Mo Ansar once admitted he was a liar in formal legal proceedings

16th March 2016

“Social commentator” Mo Ansar is in the news again.

In particular, there is an article in the current issue of Private Eye about a complaint he was seeking to make to Twitter about journalists who have displeased him.

(For background to Ansar, see this dossier by Jeremy Duns, which details Ansar’s threats made against journalists and bloggers, including me.  You should certainly read this dossier if you have come across this post with no idea who Ansar is.)

On social media, Ansar has long made a great deal of his legal experiences, and he often refers to his exploits in courts.  In this respect, I exposed his claims as to being a “lawyer” in May 2014.

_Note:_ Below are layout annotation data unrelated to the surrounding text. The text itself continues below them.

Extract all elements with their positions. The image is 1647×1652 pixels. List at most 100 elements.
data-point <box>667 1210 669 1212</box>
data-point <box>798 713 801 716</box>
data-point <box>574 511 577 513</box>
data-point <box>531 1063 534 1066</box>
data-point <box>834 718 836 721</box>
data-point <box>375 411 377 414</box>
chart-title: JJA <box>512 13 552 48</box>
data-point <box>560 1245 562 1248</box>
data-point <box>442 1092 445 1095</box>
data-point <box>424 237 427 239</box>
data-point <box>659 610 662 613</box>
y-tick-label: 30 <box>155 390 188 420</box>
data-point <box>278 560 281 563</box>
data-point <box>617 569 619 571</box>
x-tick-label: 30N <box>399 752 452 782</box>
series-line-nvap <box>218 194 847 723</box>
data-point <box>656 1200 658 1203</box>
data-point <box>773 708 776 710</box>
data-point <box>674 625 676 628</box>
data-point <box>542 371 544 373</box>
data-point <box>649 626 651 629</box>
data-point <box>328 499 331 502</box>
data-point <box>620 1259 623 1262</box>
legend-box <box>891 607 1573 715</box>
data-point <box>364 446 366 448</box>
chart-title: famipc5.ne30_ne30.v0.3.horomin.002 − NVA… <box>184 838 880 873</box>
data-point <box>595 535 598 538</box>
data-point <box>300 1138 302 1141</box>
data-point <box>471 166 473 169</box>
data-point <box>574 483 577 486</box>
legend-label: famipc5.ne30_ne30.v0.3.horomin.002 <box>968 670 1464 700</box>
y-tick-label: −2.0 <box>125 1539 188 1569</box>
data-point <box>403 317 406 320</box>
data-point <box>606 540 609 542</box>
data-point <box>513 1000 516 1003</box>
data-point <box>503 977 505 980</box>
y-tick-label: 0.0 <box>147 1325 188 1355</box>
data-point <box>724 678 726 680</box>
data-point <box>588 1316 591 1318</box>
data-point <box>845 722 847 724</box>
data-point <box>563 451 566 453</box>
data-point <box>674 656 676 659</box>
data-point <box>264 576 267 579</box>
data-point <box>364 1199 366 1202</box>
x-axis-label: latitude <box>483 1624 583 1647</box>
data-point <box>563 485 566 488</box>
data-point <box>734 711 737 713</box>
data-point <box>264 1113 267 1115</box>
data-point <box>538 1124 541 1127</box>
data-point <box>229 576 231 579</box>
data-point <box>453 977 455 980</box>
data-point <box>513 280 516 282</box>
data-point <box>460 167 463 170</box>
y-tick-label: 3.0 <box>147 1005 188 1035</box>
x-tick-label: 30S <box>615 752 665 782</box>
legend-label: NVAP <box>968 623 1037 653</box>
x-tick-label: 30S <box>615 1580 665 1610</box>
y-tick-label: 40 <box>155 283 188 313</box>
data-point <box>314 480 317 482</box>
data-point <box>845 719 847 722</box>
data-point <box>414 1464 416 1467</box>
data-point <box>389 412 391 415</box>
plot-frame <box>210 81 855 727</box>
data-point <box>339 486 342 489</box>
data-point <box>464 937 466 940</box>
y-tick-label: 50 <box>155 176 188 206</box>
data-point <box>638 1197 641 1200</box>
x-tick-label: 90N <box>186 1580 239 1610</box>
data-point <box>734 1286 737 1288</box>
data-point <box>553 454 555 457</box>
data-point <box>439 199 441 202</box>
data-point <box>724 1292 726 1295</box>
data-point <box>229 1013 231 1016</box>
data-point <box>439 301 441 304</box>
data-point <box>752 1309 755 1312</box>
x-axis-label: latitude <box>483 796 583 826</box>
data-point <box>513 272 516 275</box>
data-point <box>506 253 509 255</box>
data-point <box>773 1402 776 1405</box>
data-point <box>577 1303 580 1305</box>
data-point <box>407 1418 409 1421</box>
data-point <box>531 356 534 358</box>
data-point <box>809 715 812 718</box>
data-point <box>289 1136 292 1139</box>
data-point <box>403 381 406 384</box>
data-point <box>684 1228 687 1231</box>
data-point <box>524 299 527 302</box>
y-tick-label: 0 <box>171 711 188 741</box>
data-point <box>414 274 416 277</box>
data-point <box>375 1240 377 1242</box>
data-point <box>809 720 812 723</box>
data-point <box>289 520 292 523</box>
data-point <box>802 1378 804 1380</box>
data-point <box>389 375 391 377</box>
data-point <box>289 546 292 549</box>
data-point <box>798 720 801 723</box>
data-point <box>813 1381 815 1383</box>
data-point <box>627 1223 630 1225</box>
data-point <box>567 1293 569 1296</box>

In light of the recent news, however, Ansar’s record in court is worth looking at carefully, especially something which hitherto has been buried away.

The something is in the appeal judgment of 14 July 2006 here.

Two paragraphs in this judgment bear close reading, paragraphs 12.5 and 14. These paragraphs in turn quote an original Employment Tribunal decision of 12 April 2005.

The interesting part of paragraph 12.5 reads:

“…in evidence to the Tribunal [Ansar] confirmed … that he had lied in his letter for the purposes of suitably influencing Mr Dowrick to stop the cases being unwound”.

And in paragraph 14:

“…his dishonest letter seeking help from Mr Dowrick in relation to the HIF sales”.

These two passages mean:

a. Ansar has “confirmed” (or admitted) he is a liar;

b. Ansar’s confirmation (admission) of dishonesty was contained in evidence placed by him before a tribunal in formal legal proceedings; and

c. the legal tribunal (in accepting this evidence) found that Ansar was a liar.

I have asked Ansar about these passages, but have not yet had a response.